There have been reports this morning that the SEC is considering the promulgation of new rules for stock trading. Here's what my sources are telling me:
1) More rules for market makers. There will be rules proposed by the exchanges within the next several weeks to tighten the standards of what it means to be a market maker.
2) Expansion of circuit breaker program. The individual stock circuit breaker pilot program, which currently covers all stocks in the Russell 1000 as well as 300-plus ETFs, will be expanded within the next several weeks to cover all stocks and all ETFs. (Drill down on this topic: ETF 'Circuit Breakers' Could Stop Flash Crashes)
To date, none of the Exchanges have submitted any rule proposals on these issues to the SEC. However, the SEC has made it clear they want rulemaking in these areas.

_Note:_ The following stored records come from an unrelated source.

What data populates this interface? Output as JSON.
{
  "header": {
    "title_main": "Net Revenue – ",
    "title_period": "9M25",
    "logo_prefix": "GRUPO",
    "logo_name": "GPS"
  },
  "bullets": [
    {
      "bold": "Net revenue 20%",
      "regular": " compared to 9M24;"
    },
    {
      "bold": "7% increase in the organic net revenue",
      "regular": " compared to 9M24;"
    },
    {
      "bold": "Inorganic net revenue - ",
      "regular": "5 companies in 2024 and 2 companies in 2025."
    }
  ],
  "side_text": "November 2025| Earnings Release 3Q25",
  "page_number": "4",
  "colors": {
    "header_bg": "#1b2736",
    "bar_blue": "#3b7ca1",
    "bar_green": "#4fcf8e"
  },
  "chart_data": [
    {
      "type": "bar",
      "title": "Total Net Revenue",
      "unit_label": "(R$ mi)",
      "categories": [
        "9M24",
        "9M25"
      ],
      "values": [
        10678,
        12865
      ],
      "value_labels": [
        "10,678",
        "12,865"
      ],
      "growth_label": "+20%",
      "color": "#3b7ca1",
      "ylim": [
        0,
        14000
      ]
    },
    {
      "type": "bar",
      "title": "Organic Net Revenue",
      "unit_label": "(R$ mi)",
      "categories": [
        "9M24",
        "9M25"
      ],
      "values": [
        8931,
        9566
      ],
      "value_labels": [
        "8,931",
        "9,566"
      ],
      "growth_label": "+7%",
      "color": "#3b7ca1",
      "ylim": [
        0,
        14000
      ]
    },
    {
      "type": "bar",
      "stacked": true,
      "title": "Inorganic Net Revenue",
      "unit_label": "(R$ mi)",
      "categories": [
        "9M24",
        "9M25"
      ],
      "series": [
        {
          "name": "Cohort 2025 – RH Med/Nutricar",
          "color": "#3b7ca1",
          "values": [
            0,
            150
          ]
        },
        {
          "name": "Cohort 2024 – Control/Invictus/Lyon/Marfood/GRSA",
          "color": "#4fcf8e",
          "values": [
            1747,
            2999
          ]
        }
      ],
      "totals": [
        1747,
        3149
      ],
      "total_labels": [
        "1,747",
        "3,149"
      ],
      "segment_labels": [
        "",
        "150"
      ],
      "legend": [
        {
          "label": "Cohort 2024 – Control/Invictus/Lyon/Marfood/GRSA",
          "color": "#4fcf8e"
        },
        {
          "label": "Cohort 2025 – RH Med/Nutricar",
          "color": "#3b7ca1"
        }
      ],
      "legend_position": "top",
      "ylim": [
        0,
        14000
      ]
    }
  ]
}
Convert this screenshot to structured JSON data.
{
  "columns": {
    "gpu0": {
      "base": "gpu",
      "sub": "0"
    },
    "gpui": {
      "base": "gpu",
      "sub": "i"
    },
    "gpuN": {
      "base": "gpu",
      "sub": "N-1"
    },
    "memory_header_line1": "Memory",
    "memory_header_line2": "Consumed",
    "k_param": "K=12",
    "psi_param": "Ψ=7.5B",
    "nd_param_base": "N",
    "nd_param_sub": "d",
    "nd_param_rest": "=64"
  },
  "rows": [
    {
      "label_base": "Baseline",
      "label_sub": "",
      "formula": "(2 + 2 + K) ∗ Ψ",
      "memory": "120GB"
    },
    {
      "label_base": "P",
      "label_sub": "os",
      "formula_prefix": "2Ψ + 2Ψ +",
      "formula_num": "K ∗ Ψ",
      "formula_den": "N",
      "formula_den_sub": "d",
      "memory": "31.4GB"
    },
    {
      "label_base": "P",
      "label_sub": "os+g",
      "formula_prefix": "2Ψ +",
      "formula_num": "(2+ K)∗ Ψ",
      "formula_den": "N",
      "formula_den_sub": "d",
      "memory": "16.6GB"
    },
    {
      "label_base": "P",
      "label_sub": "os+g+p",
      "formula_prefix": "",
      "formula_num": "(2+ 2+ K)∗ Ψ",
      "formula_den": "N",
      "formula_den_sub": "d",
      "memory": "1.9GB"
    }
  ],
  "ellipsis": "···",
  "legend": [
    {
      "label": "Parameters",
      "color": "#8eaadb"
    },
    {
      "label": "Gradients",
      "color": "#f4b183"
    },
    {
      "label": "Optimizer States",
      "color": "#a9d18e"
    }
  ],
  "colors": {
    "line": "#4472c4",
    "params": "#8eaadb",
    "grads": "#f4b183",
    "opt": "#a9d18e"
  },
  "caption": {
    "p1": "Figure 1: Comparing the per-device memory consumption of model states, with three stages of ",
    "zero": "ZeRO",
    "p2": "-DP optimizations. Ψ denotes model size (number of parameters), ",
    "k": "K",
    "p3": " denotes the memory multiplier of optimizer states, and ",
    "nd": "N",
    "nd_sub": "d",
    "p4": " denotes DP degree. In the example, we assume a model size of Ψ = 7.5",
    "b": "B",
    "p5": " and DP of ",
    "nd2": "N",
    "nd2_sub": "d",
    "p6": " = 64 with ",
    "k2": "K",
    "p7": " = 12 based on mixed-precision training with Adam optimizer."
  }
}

More rules for market makers. Stub quotes — abnormally low or high bids for stocks — will likely be changed by new rules that require market makers to provide a real quote in the market. How this will be done is still being debated, but one possibility is to require the quote could, say, never be more than 10 percent away from the inside quote.
This goes to the heart of the issue: what does it mean to be a market maker? What standards should apply regarding providing liquidity?
There used to be more stringent requirements for market makers. Over time, those requirements got watered down to have only a quote in the market, which is how you get stub quotes. Those players who don't have a lot of quotes in the public market (firms who internalize order flow, for example) are the ones who place these stub quotes which are solely designed to meet market maker requirements. They were never really meant to be executed.
So why have them if there is a remote chance that someone can trade against them? And why have a market maker if there is not some meaningful requirements to be a market maker?
That's what the exchanges and the SEC are trying to address.